Intrinsically Safe Battery
Contains built-in protection circuitry for use in explosive environments. These environments include oil refineries, mines, grain elevators and fuel handling at airports which are typically serviced by two-way radios. Intrinsically safe batteries prevent high heat and electric spark on equipment failure. Their cost is two to three times the cost of a similar battery that is not rated “intrinsically safe”.

Memory
Reversible capacity loss in NiCd, and to some extent NiMH batteries (not seen currently in GP and Uniross NiMh Batteries). The physical process that causes the memory effect is formation of potassium-hydroxide crystals inside the battery cells. This build up of crystals interferes with the chemical process of generating electrons during the next battery-use cycle.
This condition is caused by repeatedly discharging the battery to only, for example, 50% of its capacity. The battery “remembers” this discharge point and superficially “needs” a charge whenever it is discharged to the 50% level. This condition may be overcome by discharging the battery completely and charging it fully. It may take several cycles for the battery to attain maximum capacity.

Milli-Ampere-Hours (mAh)
One ampere-hour is equal to 1000 milliampere-hours. So 2700mAh is the same as 2.7Ah

Overcharge
Charging a battery after it reaches full charge. The battery can no longer absorb a charge and it heats up excessively. Prolonged high temperatures can damage the battery.

Primary Battery
A battery that is designed to be cycled (fully discharged) only once then discarded. Primary batteries have a higher energy density than secondary batteries. As an example, a primary alkaline battery provides 50% more power than a lithium-ion battery of similar size.

Prismatic
Just a word to say that the cells are not cylindrical, as nature intended battery cells to be, but fit nicely into a parallelepiped or any other such flattened shape.

Recondition
A deep discharge causing a change to the molecular structure of the cell and a rebuilding of its chemical composition.

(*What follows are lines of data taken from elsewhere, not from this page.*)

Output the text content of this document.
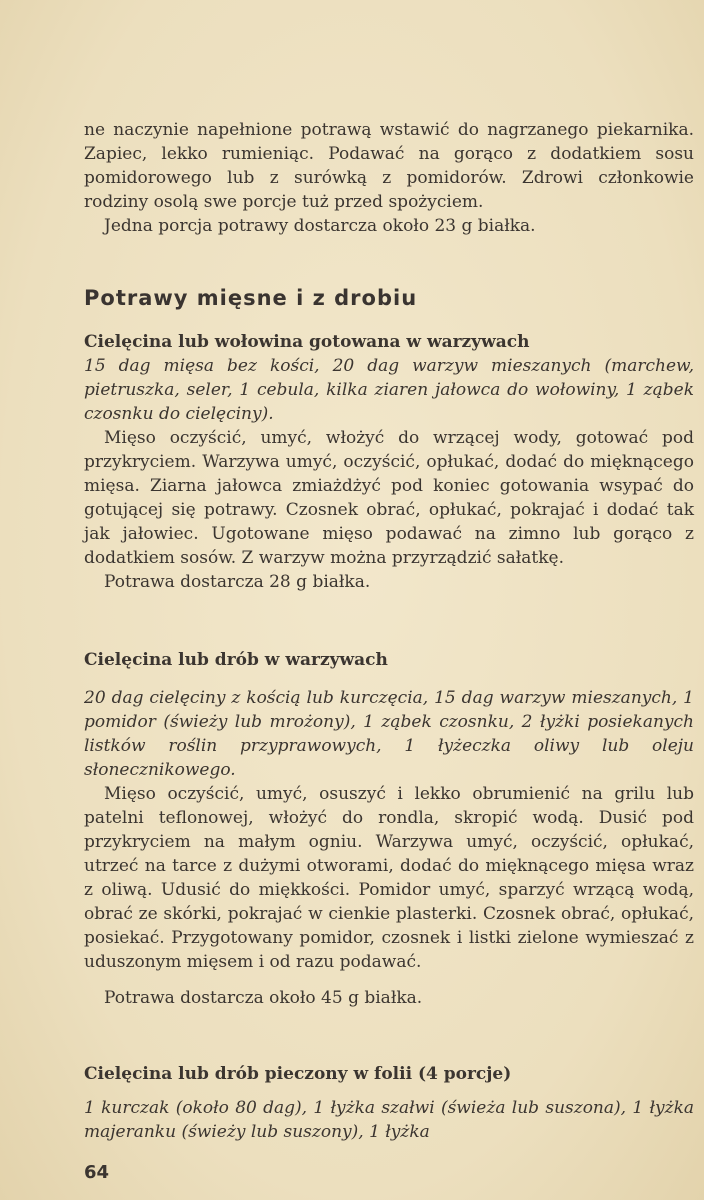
ne naczynie napełnione potrawą wstawić do nagrzanego piekarnika. Zapiec, lekko rumieniąc. Podawać na gorąco z dodatkiem sosu pomidorowego lub z surówką z pomidorów. Zdrowi członkowie rodziny osolą swe porcje tuż przed spożyciem.

Jedna porcja potrawy dostarcza około 23 g białka.

Potrawy mięsne i z drobiu

Cielęcina lub wołowina gotowana w warzywach

15 dag mięsa bez kości, 20 dag warzyw mieszanych (marchew, pietruszka, seler, 1 cebula, kilka ziaren jałowca do wołowiny, 1 ząbek czosnku do cielęciny).

Mięso oczyścić, umyć, włożyć do wrzącej wody, gotować pod przykryciem. Warzywa umyć, oczyścić, opłukać, dodać do mięknącego mięsa. Ziarna jałowca zmiażdżyć pod koniec gotowania wsypać do gotującej się potrawy. Czosnek obrać, opłukać, pokrajać i dodać tak jak jałowiec. Ugotowane mięso podawać na zimno lub gorąco z dodatkiem sosów. Z warzyw można przyrządzić sałatkę.

Potrawa dostarcza 28 g białka.

Cielęcina lub drób w warzywach

20 dag cielęciny z kością lub kurczęcia, 15 dag warzyw mieszanych, 1 pomidor (świeży lub mrożony), 1 ząbek czosnku, 2 łyżki posiekanych listków roślin przyprawowych, 1 łyżeczka oliwy lub oleju słonecznikowego.

Mięso oczyścić, umyć, osuszyć i lekko obrumienić na grilu lub patelni teflonowej, włożyć do rondla, skropić wodą. Dusić pod przykryciem na małym ogniu. Warzywa umyć, oczyścić, opłukać, utrzeć na tarce z dużymi otworami, dodać do mięknącego mięsa wraz z oliwą. Udusić do miękkości. Pomidor umyć, sparzyć wrzącą wodą, obrać ze skórki, pokrajać w cienkie plasterki. Czosnek obrać, opłukać, posiekać. Przygotowany pomidor, czosnek i listki zielone wymieszać z uduszonym mięsem i od razu podawać.

Potrawa dostarcza około 45 g białka.

Cielęcina lub drób pieczony w folii (4 porcje)

1 kurczak (około 80 dag), 1 łyżka szałwi (świeża lub suszona), 1 łyżka majeranku (świeży lub suszony), 1 łyżka

64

Recondition helps break down large crystals to a more desirable small size, often restoring the battery to its full capacity. Applies to nickel-based batteries.

Secondary Battery
Commonly known as a rechargeable battery. The electromechanical action is reversible so that the battery may be recharged by passing current through the cells in the opposite direction to that of the discharge. Usually designed to have a lifetime of between 100 and 1000 recharge cycles, depending on the composite materials. Secondary batteries are generally more cost effective over time than primary batteries since they can be recharged and reused. A single discharge cycle of a primary battery, however, will provide more current for a longer period of time than a single discharge cycle of an equivalent secondary battery.

Self-Discharge
Capacity loss during storage due to the internal leakage between the positive and negative cell plates. The self-discharge rates will vary with battery type.

Shelf-Life
The amount of time a battery can be stored without a significant loss in energy capacity. Aging is subject to storage temperature and state-of-charge. While primary batteries have a shelf life of up to 10 years, lithium-based batteries are good for 2 to 3 years whether used or not.  Nickel- based batteries are good for 5 years or longer but require priming to regain performance after long storage.
Cool storage at a 40% charge level prolongs longevity.

Zinc
These cells are the cheapest ones in wide use, but they also have the lowest energy density and perform poorly under high-current applications. Still, the zinc carbon design is reliable and more than adequate for many everyday applications.

Zinc Air (Hearing Aid Cells)
These batteries can last indefinitely before they are activated by exposing them to air, after which they have a short shelf life. For this reason (as well as the high energy density) most zinc-air batteries are used in hearing aids.